Answer
28 m/s
Work Step by Step
Let's take,
Initial velocity of the car relative to the road = $V_{CR}$
Velocity of the car relative to the first truck = $V_{CT}$
Velocity of the first truck relative to the road = $V_{TR}$
Let's apply equation 3.5a $S=ut$ in the horizontal direction to the car to find the flight time.
$\rightarrow S=ut$ ; Let's plug known values into this equation.
$15\space m=V_{CT}cos16^{\circ}t=>t=\frac{15\space m}{V_{CT}cos16^{\circ}}$
Let's apply equation 3.5b $S=ut+\frac{1}{2}at^{2}$ in the vertical direction of the car to find the velocity relative to the first truck.
$\uparrow S=ut+\frac{1}{2}at^{2}$ ; Let's plug known values into this equation.
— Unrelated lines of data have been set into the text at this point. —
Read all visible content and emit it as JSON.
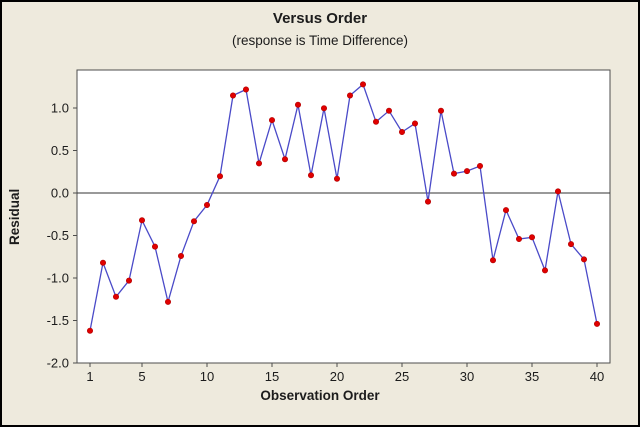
{
  "colors": {
    "page_bg": "#eeeadd",
    "plot_bg": "#ffffff",
    "plot_frame": "#4d4d4d",
    "series_line": "#4a4ac8",
    "marker_fill": "#e00000",
    "marker_edge": "#b00000",
    "reference_line": "#333333",
    "tick": "#4d4d4d",
    "text": "#1c1c1c",
    "outer_border": "#000000"
  },
  "chart_data": {
    "type": "line",
    "title": "Versus Order",
    "subtitle": "(response is Time Difference)",
    "xlabel": "Observation Order",
    "ylabel": "Residual",
    "x": [
      1,
      2,
      3,
      4,
      5,
      6,
      7,
      8,
      9,
      10,
      11,
      12,
      13,
      14,
      15,
      16,
      17,
      18,
      19,
      20,
      21,
      22,
      23,
      24,
      25,
      26,
      27,
      28,
      29,
      30,
      31,
      32,
      33,
      34,
      35,
      36,
      37,
      38,
      39,
      40
    ],
    "y": [
      -1.62,
      -0.82,
      -1.22,
      -1.03,
      -0.32,
      -0.63,
      -1.28,
      -0.74,
      -0.33,
      -0.14,
      0.2,
      1.15,
      1.22,
      0.35,
      0.86,
      0.4,
      1.04,
      0.21,
      1.0,
      0.17,
      1.15,
      1.28,
      0.84,
      0.97,
      0.72,
      0.82,
      -0.1,
      0.97,
      0.23,
      0.26,
      0.32,
      -0.79,
      -0.2,
      -0.54,
      -0.52,
      -0.91,
      0.02,
      -0.6,
      -0.78,
      -1.54
    ],
    "xlim": [
      0,
      41
    ],
    "ylim": [
      -2.0,
      1.45
    ],
    "x_tick_labels": [
      "1",
      "5",
      "10",
      "15",
      "20",
      "25",
      "30",
      "35",
      "40"
    ],
    "y_tick_labels": [
      "1.0",
      "0.5",
      "0.0",
      "-0.5",
      "-1.0",
      "-1.5",
      "-2.0"
    ],
    "reference_line_y": 0.0,
    "grid": false,
    "legend": false,
    "marker_style": "filled-circle"
  }
}
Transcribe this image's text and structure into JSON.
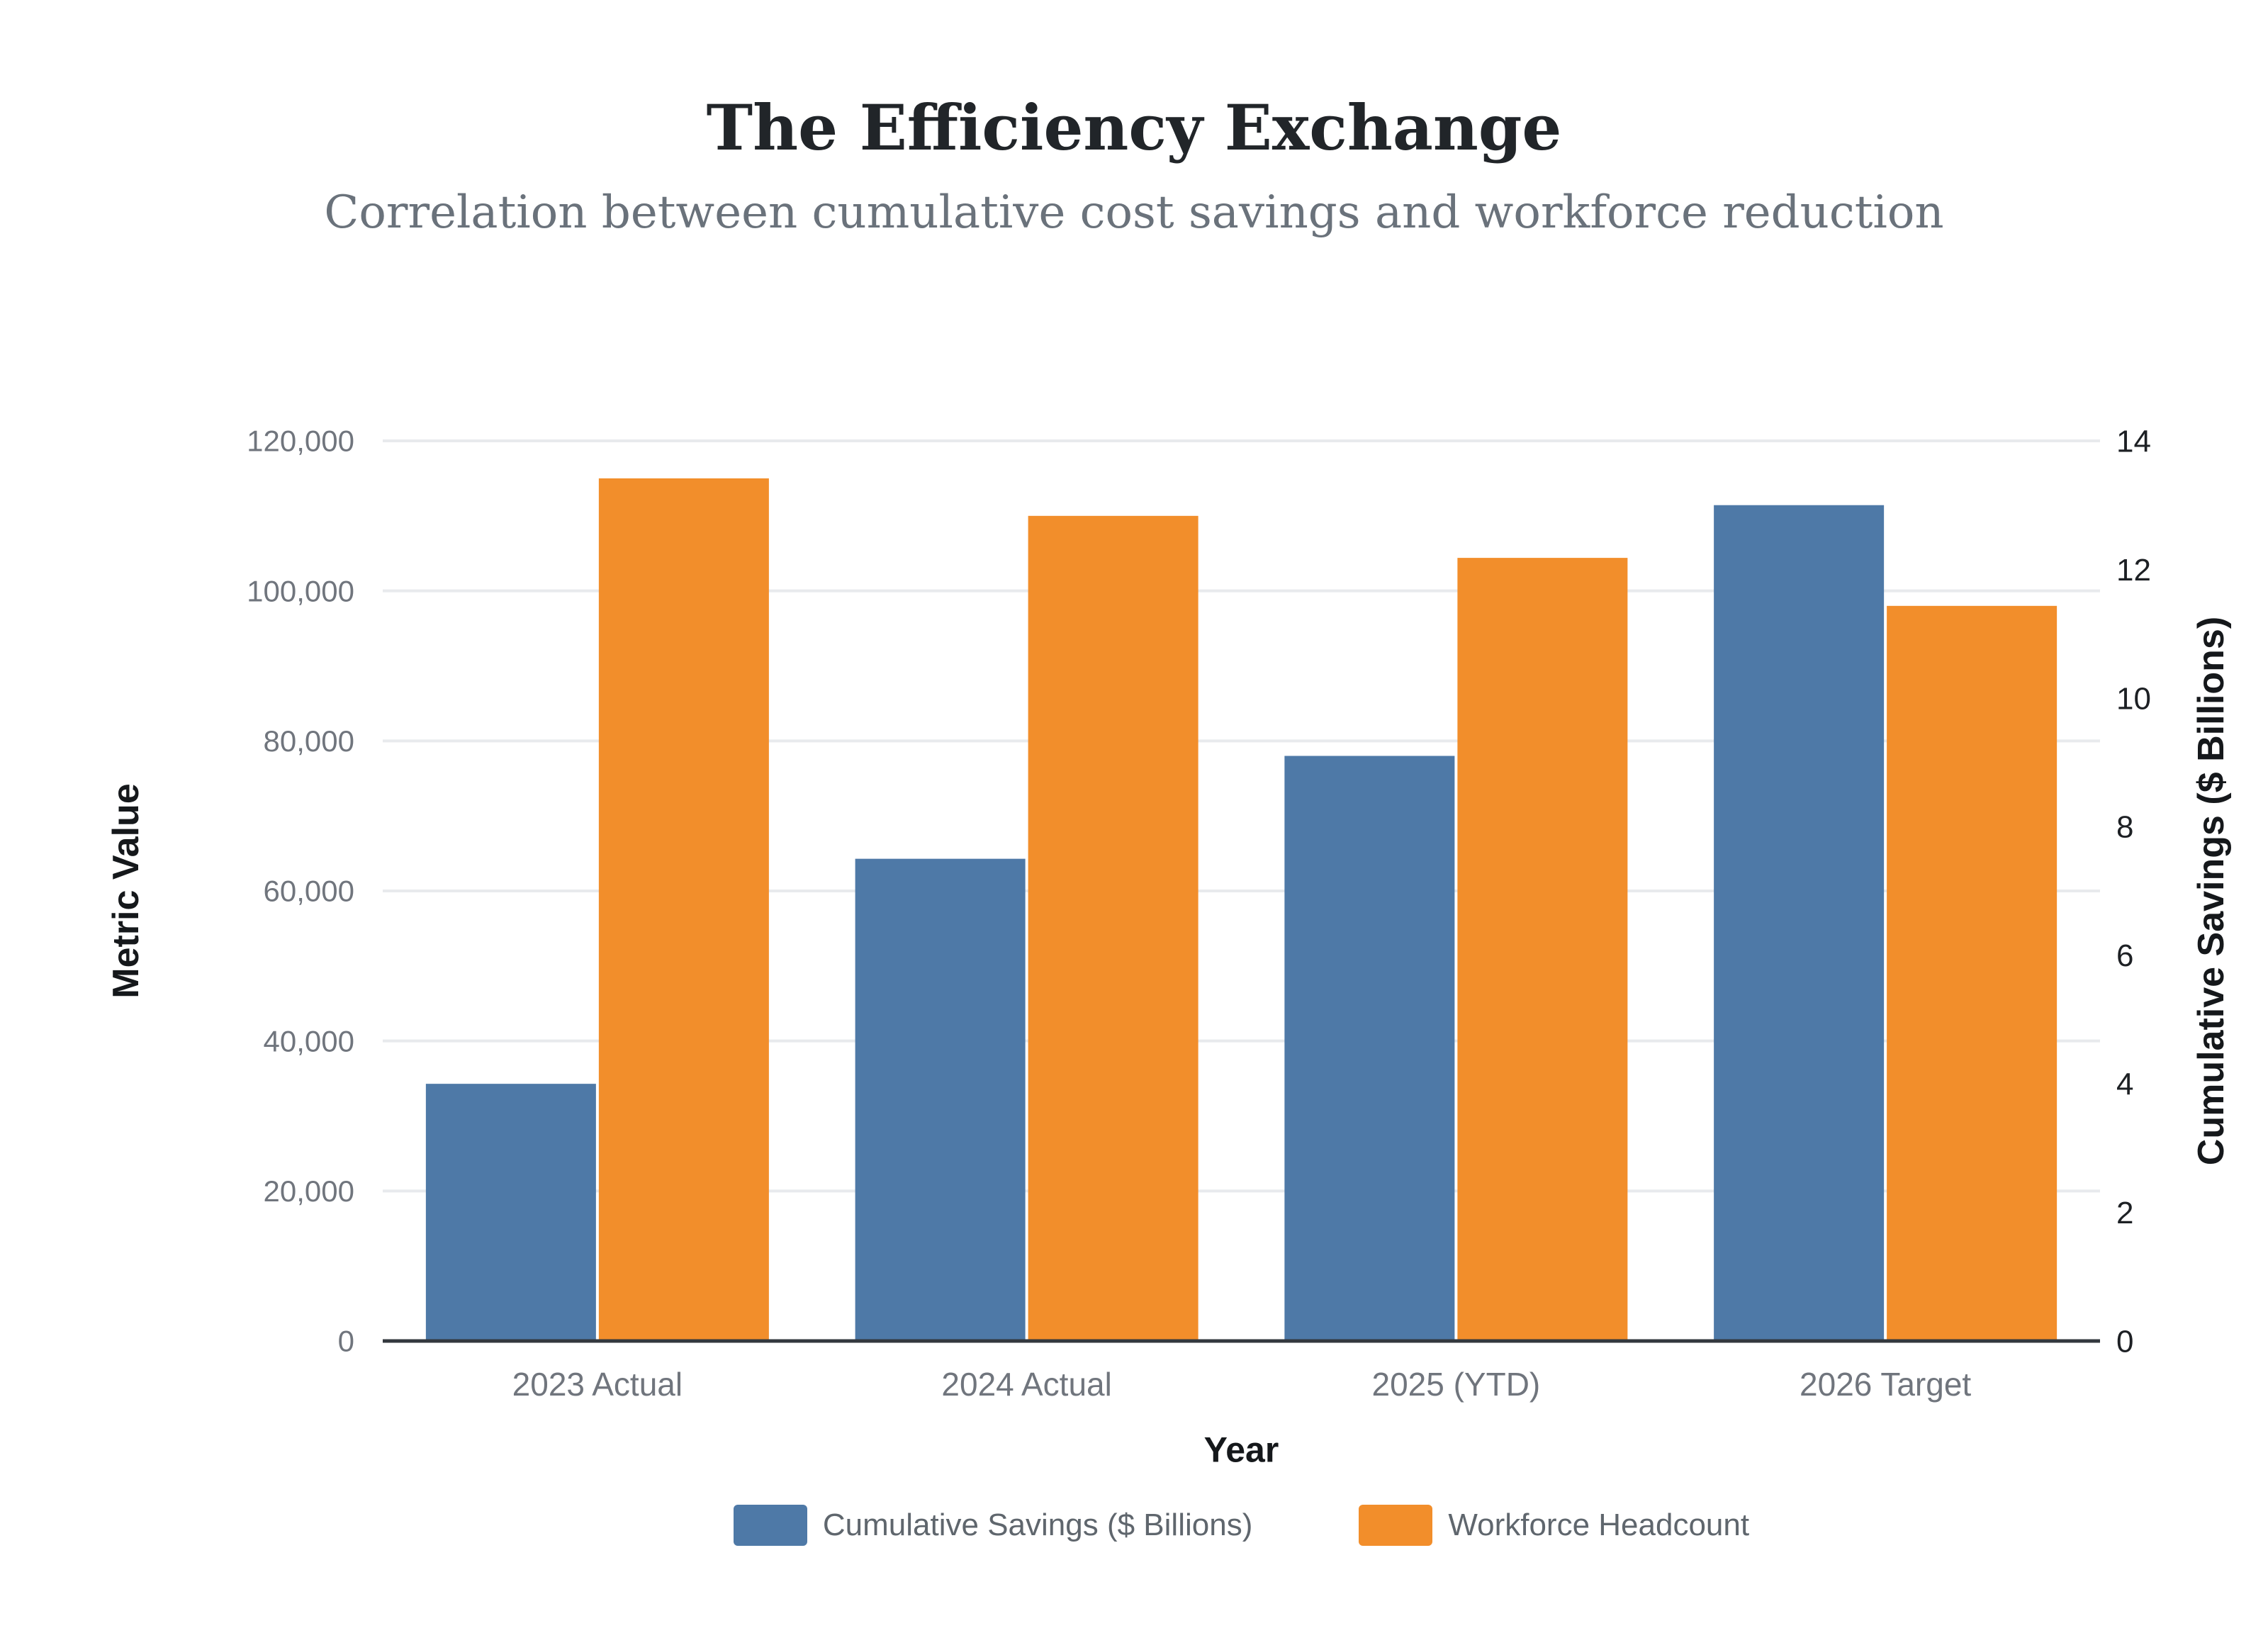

$0=V_{CT}sin16^{\circ}t+\frac{1}{2}(-9.8\space m/s^{2})t^{2}$
$V_{CT}=\frac{4.9\space m/s^{2}}{sin16^{\circ}}\times \frac{15\space m}{V_{CT}cos16^{\circ}}$
$V_{CT}=\sqrt {\frac{4.9\times15}{cos16^{\circ}sin16^{\circ}}}\approx 17\space m/s$
We can write,
$V_{CR}=V_{CT}+C_{TR}=17\space m/s+11\space m/s=28\space m/s$